I later found out that my oldest sister, a devout Catholic, also prayed the chaplet. She sent me a pamphlet, and I learned the chaplet by heart. In the meantime, I heard that Bob Coil's health was deteriorating. I spoke with him and made sure to jot down my number for him, should he need me for anything.
On May 17, 2015, I was in the choir box, and I heard Pastor John mention someone was in hospice care. I sensed that not only was it Bob, but that I had to act immediately. I remembered from the chaplet pamphlet that the Lord attached extraordinary graces to the chaplet's recitation. He told St. Faustina, "When they say this Chaplet in the presence of the dying, I will stand between My Father and the dying person, not as the just Judge but as the Merciful Savior" (Diary of Saint Maria Faustina Kowalska, 1541).
I drove home to get a rosary and the pamphlet. When I got to Bob's room, he was lying on the bed by himself. I sat down next to him and said, "Bob, you once prayed for me. Would you let me now pray for you?" He said that would be great, so I began to pray the chaplet for him. It was an emotional experience for me. I had never done that sort of thing before. But I made it through it. I left, feeling so happy. I had planned to go back and pray with him again.
Then, that Tuesday, I got to work at my usual time of 7:30 a.m. I had a heavy workload. I planned to pray a little later on, while on break. I began working at my desk. No else was at my end of the office yet. At about 8 a.m., a voice as clear as spring water and with absolute authority spoke in my mind, "Pray for Bob's soul," the voice said. I believe it was the Lord speaking to me. I was so stunned, and I was in the middle of a complicated process on the computer. I knew instinctively to speak in my mind, and I asked, "Can it wait?" and immediately the voice said "No, right now."
At this point, I immediately got up, closed my door, and prayed the chaplet for Bob's soul. At the end of the day on the way home, I called my wife and said, "I think I need to visit Bob today." She said, "Didn't you see the email? He passed away today." I hadn't seen the email. When I got home, I saw it had come at about 9:30 a.m., which put Bob's time of death very close to when I was summoned to pray. I eventually found out that he had passed around 7 a.m.
I don't know enough about the afterlife to guess what happened in that hour until the Lord spoke to me, but I trust Jesus. My story brought a lot of comfort to Bob's wife, Kathy.
I am now a volunteer for hospice, and I have been spreading the Divine Mercy Chaplet every opportunity I get.

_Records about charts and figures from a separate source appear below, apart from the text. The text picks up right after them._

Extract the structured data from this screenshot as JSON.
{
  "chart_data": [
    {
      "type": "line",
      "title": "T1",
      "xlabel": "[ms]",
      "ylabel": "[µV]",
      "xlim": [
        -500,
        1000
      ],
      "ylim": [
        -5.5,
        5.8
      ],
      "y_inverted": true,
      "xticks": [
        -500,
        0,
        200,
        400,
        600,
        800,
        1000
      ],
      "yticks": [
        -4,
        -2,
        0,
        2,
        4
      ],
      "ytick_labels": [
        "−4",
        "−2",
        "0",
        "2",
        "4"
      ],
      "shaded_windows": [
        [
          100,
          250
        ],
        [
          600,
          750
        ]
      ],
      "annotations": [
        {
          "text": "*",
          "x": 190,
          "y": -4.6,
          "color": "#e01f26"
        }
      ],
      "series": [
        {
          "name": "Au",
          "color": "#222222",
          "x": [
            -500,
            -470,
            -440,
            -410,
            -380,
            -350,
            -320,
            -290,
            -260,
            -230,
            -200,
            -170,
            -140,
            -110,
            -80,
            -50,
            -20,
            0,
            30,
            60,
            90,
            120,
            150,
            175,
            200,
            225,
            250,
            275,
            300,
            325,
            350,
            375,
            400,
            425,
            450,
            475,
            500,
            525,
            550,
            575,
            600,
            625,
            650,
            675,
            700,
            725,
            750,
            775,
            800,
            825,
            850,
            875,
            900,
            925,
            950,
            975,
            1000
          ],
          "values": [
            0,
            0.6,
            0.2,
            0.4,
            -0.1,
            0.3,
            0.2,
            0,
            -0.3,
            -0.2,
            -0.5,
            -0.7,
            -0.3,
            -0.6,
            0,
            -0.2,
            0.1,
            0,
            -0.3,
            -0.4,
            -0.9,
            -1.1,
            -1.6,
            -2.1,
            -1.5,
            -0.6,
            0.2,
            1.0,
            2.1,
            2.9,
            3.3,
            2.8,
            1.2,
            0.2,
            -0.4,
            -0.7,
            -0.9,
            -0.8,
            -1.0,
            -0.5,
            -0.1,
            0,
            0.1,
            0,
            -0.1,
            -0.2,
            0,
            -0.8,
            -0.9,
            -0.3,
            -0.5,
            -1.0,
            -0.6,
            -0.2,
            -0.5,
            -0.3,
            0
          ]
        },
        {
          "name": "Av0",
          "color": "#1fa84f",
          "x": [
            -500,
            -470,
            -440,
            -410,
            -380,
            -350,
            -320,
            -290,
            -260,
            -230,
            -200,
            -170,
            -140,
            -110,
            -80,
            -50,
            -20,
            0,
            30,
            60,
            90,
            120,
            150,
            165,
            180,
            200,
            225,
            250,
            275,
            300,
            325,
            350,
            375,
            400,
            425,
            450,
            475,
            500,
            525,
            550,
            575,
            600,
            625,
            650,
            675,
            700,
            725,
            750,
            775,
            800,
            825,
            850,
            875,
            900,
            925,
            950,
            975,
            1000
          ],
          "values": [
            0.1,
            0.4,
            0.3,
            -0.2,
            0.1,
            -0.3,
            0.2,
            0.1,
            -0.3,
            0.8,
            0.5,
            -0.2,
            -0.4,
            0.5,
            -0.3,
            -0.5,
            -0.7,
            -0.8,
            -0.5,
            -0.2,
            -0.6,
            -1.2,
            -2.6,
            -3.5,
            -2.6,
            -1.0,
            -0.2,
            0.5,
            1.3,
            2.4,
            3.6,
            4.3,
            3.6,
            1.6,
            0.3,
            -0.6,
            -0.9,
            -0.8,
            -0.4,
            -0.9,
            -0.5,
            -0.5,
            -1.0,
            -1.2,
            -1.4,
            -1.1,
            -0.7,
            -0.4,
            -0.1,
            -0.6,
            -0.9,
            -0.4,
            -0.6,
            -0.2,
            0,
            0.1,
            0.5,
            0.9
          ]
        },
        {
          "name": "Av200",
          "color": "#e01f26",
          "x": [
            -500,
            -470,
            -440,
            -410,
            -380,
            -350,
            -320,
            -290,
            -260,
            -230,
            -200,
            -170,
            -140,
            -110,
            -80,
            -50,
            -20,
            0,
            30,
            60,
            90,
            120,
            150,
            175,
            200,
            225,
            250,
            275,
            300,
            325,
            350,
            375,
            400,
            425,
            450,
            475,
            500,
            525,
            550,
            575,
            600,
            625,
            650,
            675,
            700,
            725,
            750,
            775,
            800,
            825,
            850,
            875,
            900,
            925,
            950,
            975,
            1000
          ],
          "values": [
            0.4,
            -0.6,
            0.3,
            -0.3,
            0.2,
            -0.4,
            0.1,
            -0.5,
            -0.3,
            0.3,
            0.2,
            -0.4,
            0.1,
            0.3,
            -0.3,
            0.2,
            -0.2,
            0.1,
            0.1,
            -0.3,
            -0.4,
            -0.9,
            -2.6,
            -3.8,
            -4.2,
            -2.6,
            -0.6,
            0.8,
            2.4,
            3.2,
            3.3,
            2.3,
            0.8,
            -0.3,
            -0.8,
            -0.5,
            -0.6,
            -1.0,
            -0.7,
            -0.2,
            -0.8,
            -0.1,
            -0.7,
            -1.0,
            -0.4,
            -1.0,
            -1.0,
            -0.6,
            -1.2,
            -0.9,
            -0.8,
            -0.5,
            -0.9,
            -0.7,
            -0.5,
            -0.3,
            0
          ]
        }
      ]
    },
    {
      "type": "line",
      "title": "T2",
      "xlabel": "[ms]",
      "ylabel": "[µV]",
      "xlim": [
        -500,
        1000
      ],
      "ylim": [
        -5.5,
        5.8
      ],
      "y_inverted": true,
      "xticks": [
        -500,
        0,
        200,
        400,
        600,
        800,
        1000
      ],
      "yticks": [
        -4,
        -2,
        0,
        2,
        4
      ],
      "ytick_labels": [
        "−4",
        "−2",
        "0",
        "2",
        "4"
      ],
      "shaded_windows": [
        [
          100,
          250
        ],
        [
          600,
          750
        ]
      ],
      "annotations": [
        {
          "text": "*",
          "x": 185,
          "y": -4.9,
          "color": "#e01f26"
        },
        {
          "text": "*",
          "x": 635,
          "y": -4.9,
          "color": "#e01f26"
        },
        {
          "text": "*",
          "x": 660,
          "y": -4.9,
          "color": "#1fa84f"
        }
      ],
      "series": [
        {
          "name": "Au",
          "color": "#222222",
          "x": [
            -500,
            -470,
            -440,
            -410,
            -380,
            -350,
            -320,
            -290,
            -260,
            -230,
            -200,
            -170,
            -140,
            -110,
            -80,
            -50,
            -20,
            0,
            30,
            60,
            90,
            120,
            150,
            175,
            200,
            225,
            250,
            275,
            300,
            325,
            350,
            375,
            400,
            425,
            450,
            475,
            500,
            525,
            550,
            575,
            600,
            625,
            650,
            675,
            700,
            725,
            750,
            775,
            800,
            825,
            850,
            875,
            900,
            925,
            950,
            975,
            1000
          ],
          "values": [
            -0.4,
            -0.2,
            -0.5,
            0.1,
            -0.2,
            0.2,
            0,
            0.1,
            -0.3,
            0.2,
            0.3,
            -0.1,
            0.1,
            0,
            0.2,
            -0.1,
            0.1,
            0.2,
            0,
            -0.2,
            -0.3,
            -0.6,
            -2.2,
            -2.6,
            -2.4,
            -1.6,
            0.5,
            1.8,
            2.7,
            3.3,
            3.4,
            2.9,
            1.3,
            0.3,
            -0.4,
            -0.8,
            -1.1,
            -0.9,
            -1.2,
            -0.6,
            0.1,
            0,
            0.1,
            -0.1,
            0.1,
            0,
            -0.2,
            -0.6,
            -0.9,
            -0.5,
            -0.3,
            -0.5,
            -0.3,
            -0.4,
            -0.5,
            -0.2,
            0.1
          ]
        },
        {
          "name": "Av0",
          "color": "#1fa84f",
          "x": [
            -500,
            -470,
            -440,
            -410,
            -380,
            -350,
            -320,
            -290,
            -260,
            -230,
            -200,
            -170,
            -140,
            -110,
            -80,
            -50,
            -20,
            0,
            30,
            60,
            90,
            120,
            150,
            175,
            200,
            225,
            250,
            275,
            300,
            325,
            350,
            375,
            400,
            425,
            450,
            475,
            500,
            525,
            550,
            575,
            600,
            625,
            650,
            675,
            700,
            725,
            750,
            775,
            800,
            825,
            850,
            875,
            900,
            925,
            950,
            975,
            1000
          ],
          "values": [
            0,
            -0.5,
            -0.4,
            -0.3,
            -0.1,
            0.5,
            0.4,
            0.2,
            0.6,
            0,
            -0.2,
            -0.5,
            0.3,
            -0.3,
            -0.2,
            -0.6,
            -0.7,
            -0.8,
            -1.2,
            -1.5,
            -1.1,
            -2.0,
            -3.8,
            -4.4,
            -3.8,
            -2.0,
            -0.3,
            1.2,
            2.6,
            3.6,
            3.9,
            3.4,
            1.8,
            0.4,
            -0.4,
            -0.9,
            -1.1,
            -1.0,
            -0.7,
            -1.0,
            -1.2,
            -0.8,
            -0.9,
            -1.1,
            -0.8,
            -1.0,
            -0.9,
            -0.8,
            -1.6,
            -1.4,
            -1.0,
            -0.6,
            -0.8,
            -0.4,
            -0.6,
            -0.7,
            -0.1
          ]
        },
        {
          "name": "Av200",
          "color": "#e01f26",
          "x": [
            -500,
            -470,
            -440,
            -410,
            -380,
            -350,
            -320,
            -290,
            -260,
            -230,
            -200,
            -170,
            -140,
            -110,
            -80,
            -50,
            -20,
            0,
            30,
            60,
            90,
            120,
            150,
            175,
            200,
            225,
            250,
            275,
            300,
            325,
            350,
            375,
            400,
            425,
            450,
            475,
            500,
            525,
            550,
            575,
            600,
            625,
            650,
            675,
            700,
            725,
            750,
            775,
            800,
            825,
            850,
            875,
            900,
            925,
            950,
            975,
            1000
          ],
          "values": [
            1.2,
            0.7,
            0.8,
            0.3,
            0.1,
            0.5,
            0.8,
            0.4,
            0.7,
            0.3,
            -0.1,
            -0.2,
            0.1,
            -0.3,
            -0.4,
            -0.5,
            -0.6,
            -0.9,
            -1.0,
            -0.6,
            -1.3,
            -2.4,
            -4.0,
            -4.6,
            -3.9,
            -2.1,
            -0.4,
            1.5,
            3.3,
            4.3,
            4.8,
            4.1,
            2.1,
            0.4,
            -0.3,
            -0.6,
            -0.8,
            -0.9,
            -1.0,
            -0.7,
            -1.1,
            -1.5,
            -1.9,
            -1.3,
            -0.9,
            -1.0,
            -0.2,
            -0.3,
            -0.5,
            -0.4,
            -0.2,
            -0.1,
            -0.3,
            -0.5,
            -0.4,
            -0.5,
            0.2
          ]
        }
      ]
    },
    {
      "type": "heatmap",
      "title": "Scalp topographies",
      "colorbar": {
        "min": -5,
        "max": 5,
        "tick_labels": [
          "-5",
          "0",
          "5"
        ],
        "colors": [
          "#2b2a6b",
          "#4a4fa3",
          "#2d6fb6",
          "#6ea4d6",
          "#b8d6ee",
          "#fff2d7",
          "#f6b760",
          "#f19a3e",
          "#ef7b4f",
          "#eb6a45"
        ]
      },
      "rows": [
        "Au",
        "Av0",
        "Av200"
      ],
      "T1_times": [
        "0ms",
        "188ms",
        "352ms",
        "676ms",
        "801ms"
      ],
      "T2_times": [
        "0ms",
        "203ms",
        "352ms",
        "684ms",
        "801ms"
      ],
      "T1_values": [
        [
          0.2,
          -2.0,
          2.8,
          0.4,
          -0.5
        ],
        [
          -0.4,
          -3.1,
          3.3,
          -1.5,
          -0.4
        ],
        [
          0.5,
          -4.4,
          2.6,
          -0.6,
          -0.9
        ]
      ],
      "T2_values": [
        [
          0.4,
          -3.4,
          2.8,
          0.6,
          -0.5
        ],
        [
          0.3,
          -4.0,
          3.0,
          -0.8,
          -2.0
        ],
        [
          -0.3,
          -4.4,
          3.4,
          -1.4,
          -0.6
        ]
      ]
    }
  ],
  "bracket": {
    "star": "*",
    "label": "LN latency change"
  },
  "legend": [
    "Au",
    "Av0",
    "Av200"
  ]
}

I recently read every bit of the Divine Mercy pamphlet and came across a section that explained how St. Faustina was often contacted by souls for whom she prayed. If not the soul itself, then by an angel, or the Lord Himself. I can only say that a sheep knows the voice of his shepherd, and I can tell you that it was His voice I heard. My soul knows it. I am in the process of reading St. Faustina's Diary, and I hope I hear His voice again. I will continue my mission in the meantime.
I recently led a group of women at my church in praying the Divine Mercy Chaplet. One of the women said it was only the second time in her life that she felt the Holy Spirit in her presence. God is good. Jesus is more real to me now than ever before. I think about Him every waking moment now, and I feel His mercy working on me and others around me. I praise Him!
I told my pastor about the experience, and I think he believed me. I even offered to pray it with him. At first he didn't seem interested, but eventually, he accepted my offer. Afterward, he said he could sense the power in the chaplet. We now pray the chaplet together on a regular basis.
This whole experience has forever changed my life. I encourage everyone to pray the chaplet daily and to go out of your comfort zone to share this with others. I feel like that is our mission as followers and servants of Jesus.
Steve Schouten lives in Murfreesboro, Tennessee.